Rob Melrose, Artistic Director of Cutting Ball (San Francisco), features a program called the New Experimental Plays Initiative (NEPI) which includes Risk Is This: The Cutting Ball New Experimental Plays Festival, a commissioning program, and full productions of new plays. Risk Is This was created specifically to support the future Samuel Becketts, Gertrude Steins, and Suzan-Lori Parkses in the world. Melrose wanted to develop a selection process specifically geared for finding those risky, challenging plays experimenting with form and then create a working model that best supports them. The Risk Is This festival is designed to give plays a week of rehearsal in which the directors, designers, and actors are all exploring a performance vocabulary that best suits the play. Melrose explains:

At the end of the week, we do a staged reading with paper drawings and models. We have found that putting this energy into realizing the playwright’s intentions to be more helpful to experimental work than asking people to give opinions about how to change the play. Even the classic and seminal avant-garde works we present ask our audiences to re-envision their idea of theatre each time they come to see one of our productions. So, for example, when we know we will be producing a new writer who is influenced by Ionesco or Beckett, we produce an Ionesco or Beckett play as a lead-up to that work, giving audiences a context.

The Risk Is This festival is designed to give plays a week of rehearsal in which the directors, designers, and actors are all exploring a performance vocabulary that best suits the play.

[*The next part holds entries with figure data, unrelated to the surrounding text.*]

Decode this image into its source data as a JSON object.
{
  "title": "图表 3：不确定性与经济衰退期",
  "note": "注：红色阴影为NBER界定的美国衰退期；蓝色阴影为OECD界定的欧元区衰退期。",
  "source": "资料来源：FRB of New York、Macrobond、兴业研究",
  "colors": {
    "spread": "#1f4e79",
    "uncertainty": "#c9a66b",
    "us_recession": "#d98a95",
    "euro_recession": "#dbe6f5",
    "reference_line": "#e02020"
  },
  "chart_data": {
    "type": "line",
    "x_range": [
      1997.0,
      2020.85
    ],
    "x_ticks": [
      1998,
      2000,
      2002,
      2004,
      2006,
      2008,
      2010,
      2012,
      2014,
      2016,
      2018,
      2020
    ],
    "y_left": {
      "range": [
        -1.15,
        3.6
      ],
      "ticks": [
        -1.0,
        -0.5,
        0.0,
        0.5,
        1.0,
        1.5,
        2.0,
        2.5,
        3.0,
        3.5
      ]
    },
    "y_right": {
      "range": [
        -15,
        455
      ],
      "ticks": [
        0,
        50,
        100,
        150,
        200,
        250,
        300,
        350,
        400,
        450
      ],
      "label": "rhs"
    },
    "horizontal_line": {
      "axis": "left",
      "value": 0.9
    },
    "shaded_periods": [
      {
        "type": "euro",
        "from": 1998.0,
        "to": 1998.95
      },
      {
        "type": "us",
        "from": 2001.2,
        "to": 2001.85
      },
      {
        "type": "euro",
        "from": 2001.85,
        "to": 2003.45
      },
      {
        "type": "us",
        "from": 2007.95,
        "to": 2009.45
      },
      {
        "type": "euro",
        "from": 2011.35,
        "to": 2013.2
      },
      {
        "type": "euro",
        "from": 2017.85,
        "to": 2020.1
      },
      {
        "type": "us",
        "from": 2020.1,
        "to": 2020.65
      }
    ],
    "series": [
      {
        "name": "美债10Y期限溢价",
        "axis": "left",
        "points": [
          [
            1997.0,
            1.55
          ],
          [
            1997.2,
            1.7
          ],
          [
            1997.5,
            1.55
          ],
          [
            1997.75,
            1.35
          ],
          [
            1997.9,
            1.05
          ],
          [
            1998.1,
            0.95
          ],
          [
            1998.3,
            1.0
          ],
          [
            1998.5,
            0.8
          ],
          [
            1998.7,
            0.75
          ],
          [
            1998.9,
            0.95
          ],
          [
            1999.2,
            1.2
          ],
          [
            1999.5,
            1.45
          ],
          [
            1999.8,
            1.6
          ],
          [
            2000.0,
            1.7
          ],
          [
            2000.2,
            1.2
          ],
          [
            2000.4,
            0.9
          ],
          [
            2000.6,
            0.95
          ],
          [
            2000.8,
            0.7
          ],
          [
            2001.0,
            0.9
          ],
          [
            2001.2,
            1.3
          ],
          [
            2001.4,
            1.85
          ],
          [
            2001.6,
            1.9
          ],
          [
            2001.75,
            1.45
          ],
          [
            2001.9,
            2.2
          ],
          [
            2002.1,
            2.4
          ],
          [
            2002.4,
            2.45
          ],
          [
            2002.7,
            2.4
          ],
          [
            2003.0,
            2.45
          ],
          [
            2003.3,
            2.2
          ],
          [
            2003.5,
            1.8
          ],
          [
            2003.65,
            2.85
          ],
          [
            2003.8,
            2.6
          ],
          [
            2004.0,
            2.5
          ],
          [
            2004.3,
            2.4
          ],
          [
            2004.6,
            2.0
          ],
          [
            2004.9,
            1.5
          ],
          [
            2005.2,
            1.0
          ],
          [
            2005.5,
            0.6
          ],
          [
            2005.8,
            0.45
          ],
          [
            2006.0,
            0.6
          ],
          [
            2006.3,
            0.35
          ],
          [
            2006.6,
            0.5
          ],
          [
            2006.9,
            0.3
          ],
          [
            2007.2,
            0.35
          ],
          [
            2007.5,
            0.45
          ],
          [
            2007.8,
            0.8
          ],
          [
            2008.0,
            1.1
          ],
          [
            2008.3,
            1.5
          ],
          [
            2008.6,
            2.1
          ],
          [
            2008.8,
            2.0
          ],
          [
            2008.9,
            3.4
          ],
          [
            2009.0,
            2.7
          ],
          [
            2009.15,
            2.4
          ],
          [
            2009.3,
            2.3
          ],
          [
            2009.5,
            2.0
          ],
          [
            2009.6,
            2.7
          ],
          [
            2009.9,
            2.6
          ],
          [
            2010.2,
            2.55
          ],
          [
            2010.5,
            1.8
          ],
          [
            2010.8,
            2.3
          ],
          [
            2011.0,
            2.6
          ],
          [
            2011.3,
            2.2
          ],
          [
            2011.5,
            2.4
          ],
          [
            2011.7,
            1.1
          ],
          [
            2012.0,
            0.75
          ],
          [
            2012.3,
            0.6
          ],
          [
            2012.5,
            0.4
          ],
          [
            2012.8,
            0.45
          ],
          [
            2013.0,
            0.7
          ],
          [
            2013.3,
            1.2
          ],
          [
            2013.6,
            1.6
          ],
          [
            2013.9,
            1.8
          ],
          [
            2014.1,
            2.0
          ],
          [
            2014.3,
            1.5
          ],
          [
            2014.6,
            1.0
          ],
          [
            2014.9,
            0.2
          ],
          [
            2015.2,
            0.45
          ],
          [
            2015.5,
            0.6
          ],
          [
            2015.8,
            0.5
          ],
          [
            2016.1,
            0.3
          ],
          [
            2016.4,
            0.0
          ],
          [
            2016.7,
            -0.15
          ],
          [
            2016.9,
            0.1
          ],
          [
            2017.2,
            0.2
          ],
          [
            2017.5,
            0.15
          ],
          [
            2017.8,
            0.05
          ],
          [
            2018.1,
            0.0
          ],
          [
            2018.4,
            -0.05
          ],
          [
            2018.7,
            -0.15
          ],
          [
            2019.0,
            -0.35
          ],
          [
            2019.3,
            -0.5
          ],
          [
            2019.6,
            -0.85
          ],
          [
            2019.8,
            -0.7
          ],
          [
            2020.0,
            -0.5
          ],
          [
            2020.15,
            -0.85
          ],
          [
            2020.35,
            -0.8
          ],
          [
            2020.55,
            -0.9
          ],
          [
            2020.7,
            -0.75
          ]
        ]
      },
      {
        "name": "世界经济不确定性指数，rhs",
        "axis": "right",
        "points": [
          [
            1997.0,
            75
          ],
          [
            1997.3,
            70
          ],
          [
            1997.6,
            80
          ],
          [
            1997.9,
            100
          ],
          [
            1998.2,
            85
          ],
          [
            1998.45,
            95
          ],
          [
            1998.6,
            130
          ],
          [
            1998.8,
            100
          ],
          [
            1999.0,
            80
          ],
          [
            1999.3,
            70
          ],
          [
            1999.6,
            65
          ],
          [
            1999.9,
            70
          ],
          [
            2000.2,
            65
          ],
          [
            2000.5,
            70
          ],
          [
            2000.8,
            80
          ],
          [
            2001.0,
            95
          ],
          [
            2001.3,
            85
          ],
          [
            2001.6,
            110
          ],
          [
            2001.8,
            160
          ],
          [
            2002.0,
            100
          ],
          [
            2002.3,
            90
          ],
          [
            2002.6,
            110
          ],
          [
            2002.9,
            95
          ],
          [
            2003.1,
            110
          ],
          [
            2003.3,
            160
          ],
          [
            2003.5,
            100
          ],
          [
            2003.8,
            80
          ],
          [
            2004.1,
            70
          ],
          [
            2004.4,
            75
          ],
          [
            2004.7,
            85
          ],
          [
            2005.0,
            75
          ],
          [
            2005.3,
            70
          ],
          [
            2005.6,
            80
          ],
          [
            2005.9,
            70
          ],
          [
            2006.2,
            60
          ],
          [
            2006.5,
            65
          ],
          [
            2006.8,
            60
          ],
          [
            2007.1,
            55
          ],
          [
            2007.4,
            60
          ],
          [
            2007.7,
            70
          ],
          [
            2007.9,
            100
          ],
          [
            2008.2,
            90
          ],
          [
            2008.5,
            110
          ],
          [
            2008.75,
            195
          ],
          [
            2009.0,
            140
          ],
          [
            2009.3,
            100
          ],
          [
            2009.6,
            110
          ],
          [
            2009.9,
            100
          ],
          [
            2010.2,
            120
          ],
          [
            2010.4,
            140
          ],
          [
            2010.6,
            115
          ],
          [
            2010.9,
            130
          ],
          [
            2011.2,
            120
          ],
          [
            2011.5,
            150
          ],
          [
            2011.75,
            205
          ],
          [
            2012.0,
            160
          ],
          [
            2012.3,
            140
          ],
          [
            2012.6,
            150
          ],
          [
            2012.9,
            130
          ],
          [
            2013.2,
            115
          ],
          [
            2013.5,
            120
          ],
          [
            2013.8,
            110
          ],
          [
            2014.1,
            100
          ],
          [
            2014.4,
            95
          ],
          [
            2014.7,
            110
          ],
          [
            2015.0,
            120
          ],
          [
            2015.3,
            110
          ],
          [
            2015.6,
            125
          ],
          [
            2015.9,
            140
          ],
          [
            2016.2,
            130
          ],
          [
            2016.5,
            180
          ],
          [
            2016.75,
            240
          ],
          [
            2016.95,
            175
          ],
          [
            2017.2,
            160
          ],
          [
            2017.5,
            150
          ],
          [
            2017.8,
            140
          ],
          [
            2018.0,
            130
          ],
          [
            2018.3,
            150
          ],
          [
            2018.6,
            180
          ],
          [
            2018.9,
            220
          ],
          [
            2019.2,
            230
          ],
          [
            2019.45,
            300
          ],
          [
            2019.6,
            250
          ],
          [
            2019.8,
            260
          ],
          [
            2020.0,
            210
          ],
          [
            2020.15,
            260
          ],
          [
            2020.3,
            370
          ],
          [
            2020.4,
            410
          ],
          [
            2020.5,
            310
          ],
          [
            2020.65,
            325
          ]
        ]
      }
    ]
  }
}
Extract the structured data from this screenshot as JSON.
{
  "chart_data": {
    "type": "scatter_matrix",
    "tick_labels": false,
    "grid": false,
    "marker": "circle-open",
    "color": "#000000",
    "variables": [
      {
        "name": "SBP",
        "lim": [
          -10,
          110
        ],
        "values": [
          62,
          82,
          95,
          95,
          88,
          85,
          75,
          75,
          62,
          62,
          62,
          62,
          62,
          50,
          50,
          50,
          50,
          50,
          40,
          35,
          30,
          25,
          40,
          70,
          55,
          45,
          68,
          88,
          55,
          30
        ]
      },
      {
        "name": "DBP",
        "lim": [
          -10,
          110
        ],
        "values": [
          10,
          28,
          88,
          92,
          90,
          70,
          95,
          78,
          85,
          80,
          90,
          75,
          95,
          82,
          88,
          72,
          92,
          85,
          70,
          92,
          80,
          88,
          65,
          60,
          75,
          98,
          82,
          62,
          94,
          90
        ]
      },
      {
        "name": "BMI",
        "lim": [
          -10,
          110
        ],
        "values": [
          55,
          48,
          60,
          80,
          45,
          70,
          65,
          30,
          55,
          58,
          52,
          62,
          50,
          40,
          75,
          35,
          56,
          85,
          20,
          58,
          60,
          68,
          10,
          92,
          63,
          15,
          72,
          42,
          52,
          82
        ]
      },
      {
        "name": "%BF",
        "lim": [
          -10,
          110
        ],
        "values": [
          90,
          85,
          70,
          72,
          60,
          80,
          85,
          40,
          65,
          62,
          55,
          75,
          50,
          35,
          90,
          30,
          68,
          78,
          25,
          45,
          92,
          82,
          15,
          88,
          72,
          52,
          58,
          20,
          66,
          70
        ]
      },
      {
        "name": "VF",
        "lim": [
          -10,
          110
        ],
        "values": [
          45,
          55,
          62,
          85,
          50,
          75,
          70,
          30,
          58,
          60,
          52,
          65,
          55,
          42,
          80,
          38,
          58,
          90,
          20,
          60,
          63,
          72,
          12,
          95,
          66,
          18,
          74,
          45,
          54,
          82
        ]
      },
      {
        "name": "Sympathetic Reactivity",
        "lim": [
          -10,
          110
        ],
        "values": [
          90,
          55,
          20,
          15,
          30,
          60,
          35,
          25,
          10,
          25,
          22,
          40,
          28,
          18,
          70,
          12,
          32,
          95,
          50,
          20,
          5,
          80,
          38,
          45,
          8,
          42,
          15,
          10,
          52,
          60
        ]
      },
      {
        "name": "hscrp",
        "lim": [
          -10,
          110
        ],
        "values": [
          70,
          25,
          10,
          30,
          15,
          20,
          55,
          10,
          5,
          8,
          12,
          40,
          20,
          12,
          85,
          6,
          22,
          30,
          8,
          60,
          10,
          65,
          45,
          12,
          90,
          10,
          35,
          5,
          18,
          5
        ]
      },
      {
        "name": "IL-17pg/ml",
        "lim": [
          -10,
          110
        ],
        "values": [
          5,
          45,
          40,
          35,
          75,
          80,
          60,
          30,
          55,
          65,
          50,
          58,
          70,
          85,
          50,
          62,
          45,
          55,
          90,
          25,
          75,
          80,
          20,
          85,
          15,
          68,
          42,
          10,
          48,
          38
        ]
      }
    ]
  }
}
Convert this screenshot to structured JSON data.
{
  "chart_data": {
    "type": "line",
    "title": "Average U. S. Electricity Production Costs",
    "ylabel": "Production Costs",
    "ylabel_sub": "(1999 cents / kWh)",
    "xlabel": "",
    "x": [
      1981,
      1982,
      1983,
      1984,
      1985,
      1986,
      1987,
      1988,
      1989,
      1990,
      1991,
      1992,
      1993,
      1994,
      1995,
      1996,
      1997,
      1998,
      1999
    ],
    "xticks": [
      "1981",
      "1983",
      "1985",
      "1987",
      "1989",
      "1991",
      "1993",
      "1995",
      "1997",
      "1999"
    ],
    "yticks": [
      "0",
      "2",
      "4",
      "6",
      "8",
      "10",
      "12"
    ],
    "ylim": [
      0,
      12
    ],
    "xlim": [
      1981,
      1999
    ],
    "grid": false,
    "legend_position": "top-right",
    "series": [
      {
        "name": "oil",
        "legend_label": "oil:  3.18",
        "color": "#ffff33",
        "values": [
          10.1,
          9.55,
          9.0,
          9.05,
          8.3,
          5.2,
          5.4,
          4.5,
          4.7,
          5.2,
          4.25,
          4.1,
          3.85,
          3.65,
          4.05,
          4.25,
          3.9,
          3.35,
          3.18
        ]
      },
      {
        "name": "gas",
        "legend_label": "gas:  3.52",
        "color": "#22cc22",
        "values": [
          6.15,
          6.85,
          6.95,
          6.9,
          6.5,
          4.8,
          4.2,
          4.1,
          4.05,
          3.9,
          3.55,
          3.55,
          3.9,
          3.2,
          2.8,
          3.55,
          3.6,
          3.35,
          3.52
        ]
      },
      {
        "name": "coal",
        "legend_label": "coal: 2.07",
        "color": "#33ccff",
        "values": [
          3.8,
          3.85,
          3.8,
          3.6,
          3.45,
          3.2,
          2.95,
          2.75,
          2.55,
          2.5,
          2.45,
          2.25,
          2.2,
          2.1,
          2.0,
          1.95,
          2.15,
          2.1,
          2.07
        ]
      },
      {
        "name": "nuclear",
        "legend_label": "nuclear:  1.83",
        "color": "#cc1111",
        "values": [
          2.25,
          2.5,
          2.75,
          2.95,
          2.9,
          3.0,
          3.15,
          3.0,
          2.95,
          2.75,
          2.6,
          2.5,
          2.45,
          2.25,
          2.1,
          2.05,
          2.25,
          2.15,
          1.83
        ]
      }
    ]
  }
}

Erin Courtney, a 13P playwright and faculty member in Brooklyn College’s MFA playwriting program, explains that each playwright is the artistic director of her/his own play within 13P:

Each of us chooses which of our own plays we want to produce, what venue to use, how to spend the budget, and which director to hire. As the process progresses, the playwright/artistic director has equal say with the director on which designers to hire and which actors to cast, as well as overseeing the marketing materials. I knew immediately which play I wanted to produce and it was the least “safe” of the three unproduced plays I had. A Map of Virtue is a formally complicated, violent, and reflective play that many theatres had “admired” but felt it was too formal to be theatrically engaging. I knew if I could get Ken Rus Schmoll to direct it that, together, he and I would be able to bring the text to life in an engaging way. Ken said yes and we embarked on a two-year process of readings, revisions, design meetings, and casting sessions. Up until the last minute, we felt worried that we had not cracked the play but, in the end, the production worked, the audiences were deeply engaged (and frightened), and we won an Obie for our collaboration.

In these few snapshots, we see a small fraction of the politically relevant, socially engaged, aesthetically vibrant theatre happening all over America.